15L’hymne des croyants, que les nouveaux baptisés chantent la première fois à Pâques pour le Christ assumé dans la gloire divine, c’est-à-dire pour le nouveau temple de Dieu, combine, comme la liturgie synagogale Is 6,3 et Ez 3,12 ; l’Eglise sur terre est unie à l’assemblée céleste dans la même admiration pour le Christ ressuscité. Peut-être l’acclamation : « Hosanna au plus haut des deux. Béni soit celui qui vient au nom du Seigneur » y est-elle déjà jointe. En effet, l’anaphore d’Antioche attache « Hosanna au plus haut des cieux. Béni soit celui qui vient au nom du Seigneur » au triple Sanctus. Ceci pourrait s’expliquer par l’attribution primitive de l’hymne au Christ. Cette acclamation de Mt 21,9 est d’ailleurs connue comme réponse à l’invitation : « Les réalités saintes aux saints », à Antioche à la fin du IVe siècle :
« Un seul saint, un seul Seigneur, Jésus-Christ... Gloire à Dieu dans les cieux et paix sur la terre ; aux hommes la bienveillance. Hosanna au fils de David, qui est venu, qui vient au nom du Seigneur. Dieu et Seigneur, il s’est manifesté à nous. Hosanna au plus haut des cieux »11.
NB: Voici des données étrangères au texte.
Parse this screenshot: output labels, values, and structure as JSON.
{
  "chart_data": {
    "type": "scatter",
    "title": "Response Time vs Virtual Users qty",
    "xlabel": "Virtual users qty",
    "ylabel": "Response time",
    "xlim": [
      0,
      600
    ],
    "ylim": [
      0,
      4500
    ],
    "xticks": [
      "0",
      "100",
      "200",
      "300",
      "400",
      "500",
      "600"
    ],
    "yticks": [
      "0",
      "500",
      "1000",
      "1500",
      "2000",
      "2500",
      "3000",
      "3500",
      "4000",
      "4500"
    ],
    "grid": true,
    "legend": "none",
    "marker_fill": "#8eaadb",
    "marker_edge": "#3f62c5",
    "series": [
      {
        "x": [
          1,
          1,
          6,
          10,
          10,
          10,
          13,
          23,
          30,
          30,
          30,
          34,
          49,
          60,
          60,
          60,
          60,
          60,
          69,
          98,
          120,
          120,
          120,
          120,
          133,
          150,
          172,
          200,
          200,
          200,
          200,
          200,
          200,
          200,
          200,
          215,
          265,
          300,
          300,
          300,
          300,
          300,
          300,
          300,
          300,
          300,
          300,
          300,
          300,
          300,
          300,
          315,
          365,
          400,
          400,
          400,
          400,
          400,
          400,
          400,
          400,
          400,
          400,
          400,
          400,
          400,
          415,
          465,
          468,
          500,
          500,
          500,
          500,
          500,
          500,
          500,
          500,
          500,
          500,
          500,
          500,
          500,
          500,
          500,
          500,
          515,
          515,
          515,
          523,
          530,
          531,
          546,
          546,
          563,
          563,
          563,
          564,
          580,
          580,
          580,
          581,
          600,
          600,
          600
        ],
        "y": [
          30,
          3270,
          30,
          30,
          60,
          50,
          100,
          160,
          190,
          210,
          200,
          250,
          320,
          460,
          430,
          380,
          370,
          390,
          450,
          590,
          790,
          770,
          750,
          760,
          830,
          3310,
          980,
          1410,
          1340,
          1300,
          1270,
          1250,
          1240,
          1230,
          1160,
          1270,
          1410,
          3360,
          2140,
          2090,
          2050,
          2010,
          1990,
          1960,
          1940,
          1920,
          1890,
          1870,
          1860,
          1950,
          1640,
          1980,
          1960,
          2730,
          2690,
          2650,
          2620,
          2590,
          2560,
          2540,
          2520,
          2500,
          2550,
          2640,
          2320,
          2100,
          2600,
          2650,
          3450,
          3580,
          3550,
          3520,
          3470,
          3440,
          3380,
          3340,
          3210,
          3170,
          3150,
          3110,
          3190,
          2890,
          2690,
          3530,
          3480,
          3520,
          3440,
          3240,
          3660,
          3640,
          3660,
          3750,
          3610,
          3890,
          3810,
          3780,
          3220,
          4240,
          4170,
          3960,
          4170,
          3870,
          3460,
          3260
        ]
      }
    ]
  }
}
16Le chant d’entrée des mystères, du Cheroubikon, qui servait de tropaire au Ps 23 « Levez-vous, portes éternelles, pour le Roi de gloire » se réfère à l’hymne trois fois saint que la communauté chantera en représentant les Chérubins. Le Cheroubikon rapporte ainsi le Sanctus au Christ12. Par ailleurs, l’acclamation litanique « Saint est Dieu, Saint Port, Saint Immortel, aie pitié de nous » est également christologique13. L’iconographe ancienne de Cappadoce (Tokali Kilisse) et de Cosmas Indicopneustès témoignent d’ailleurs d’une représentation du Christ comme sujet du triple Sanctus des Séraphins14.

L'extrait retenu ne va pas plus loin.